Data directory ('.\data') does not exist - creating it


In [4]:
# Function to download a file from a website.
#
# Assumes that the file is large and should be downloaded as a stream.
#
# url - URL to the file
# save_file_path - local path where the file should be saved
# chunk_size - size of the chunks to use when saving the streamed bytes to a file; default = 8KiB
#
# returns - None
def download_data_file(url, save_file_path, chunk_size=8192):
    # Request the file as a stream.
    response = requests.get(url, stream=True)

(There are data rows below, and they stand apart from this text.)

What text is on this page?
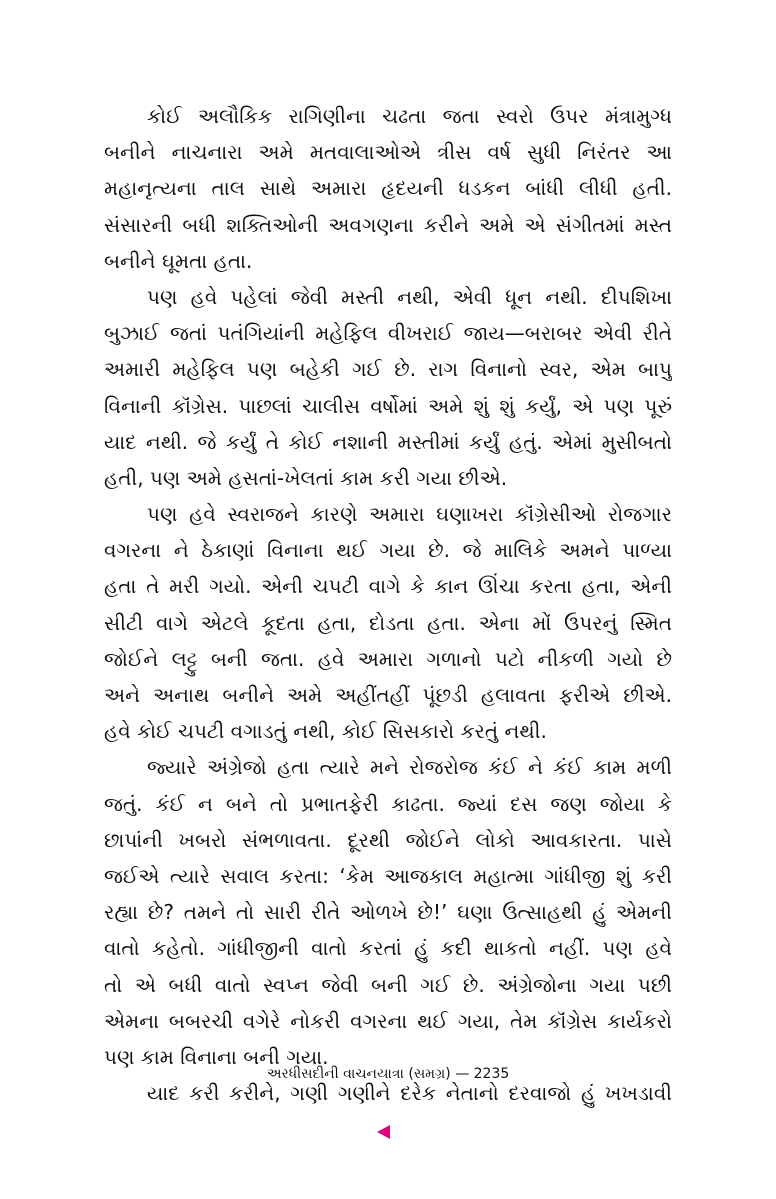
કોઈ અલૌકિક રાગિણીના ચઢતા જતા સ્વરો ઉપર મંત્રામુગ્ધ
બનીને નાચનારા અમે મતવાલાઓએ ત્રીસ વર્ષ સુધી નિરંતર આ
મહાનૃત્યના તાલ સાથે અમારા હૃદયની ધડકન બાંધી લીધી હતી.
સંસારની બધી શક્તિઓની અવગણના કરીને અમે એ સંગીતમાં મસ્ત
બનીને ઘૂમતા હતા.
પણ હવે પહેલાં જેવી મસ્તી નથી, એવી ધૂન નથી. દીપશિખા
બુઝાઈ જતાં પતંગિયાંની મહેફિલ વીખરાઈ જાય—બરાબર એવી રીતે
અમારી મહેફિલ પણ બહેકી ગઈ છે. રાગ વિનાનો સ્વર, એમ બાપુ
વિનાની કૉંગ્રેસ. પાછલાં ચાલીસ વર્ષોમાં અમે શું શું કર્યું, એ પણ પૂરું
યાદ નથી. જે કર્યું તે કોઈ નશાની મસ્તીમાં કર્યું હતું. એમાં મુસીબતો
હતી, પણ અમે હસતાં-ખેલતાં કામ કરી ગયા છીએ.
પણ હવે સ્વરાજને કારણે અમારા ઘણાખરા કૉંગ્રેસીઓ રોજગાર
વગરના ને ઠેકાણાં વિનાના થઈ ગયા છે. જે માલિકે અમને પાળ્યા
હતા તે મરી ગયો. એની ચપટી વાગે કે કાન ઊંચા કરતા હતા, એની
સીટી વાગે એટલે કૂદતા હતા, દોડતા હતા. એના મોં ઉપરનું સ્મિત
જોઈને લટ્ટુ બની જતા. હવે અમારા ગળાનો પટો નીકળી ગયો છે
અને અનાથ બનીને અમે અહીંતહીં પૂંછડી હલાવતા ફરીએ છીએ.
હવે કોઈ ચપટી વગાડતું નથી, કોઈ સિસકારો કરતું નથી.
જ્યારે અંગ્રેજો હતા ત્યારે મને રોજરોજ કંઈ ને કંઈ કામ મળી
જતું. કંઈ ન બને તો પ્રભાતફેરી કાઢતા. જ્યાં દસ જણ જોયા કે
છાપાંની ખબરો સંભળાવતા. દૂરથી જોઈને લોકો આવકારતા. પાસે
જઈએ ત્યારે સવાલ કરતા: ‘કેમ આજકાલ મહાત્મા ગાંધીજી શું કરી
રહ્યા છે? તમને તો સારી રીતે ઓળખે છે!’ ઘણા ઉત્સાહથી હું એમની
વાતો કહેતો. ગાંધીજીની વાતો કરતાં હું કદી થાકતો નહીં. પણ હવે
તો એ બધી વાતો સ્વપ્ન જેવી બની ગઈ છે. અંગ્રેજોના ગયા પછી
એમના બબરચી વગેરે નોકરી વગરના થઈ ગયા, તેમ કૉંગ્રેસ કાર્યકરો
પણ કામ વિનાના બની ગયા.
યાદ કરી કરીને, ગણી ગણીને દરેક નેતાનો દરવાજો હું ખખડાવી
અરધીસદીની વાચનયાત્રા (સમગ્ર) — 2235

    # Save the data to the given file_path.
    with open(save_file_path, 'wb') as fd:
        for chunk in response.iter_content(chunk_size=chunk_size):
            fd.write(chunk)
            
    return None


# Function to decompress a gzipped data file.
#
# text_file - path to the decompressed file; will be created
# gzip_file - path to the gzipped file; must already exist
#
# returns - None
def decompress_data_file(text_file, gzip_file):
    with gzip.open(gzip_file, 'rb') as infile:
        #gz_content = infile.read()
        #text_content = str(gz_content)
        with open(text_file, 'wb') as outfile:
            outfile.write(infile.read())
            
    return None


# Function to get the decompressed data file.
#
# Does nothing if the data file already exists.
# If the data file doesn't exist, but the compressed data file does, then it decompresses the compressed file.
# If the compressed data file doesn't exist, then it downloads and decompresses the data file.
#
# text_file - path to the decompressed file; will be created if it doesn't already exist
# gzip_file - path to the gzipped file; will be downloaded if it doesn't already exist
#
# returns - None
def get_data_file(text_file, gzip_file):
    if os.path.exists(text_file):
        print("Decompressed file ('{}') already exists".format(text_file))
    else:
        print("Decompressed file ('{}') does not exist".format(text_file))
        
        # To get the decompressed file, we need the gzipped file.
        if not os.path.exists(gzip_file):
            print("Compressed data file ('{}') does not exist, downloading...".format(gzip_file))
            download_data_file(gzip_file_url, gzip_file)
            print("...download finished")

        print("Compressed data file ('{}') exists, decompressing".format(gzip_file))
        decompress_data_file(text_file, gzip_file)

    
    return None

In [5]:
get_data_file(text_file_path, gzip_file_path)

Decompressed file ('.\data\finefoods.txt') already exists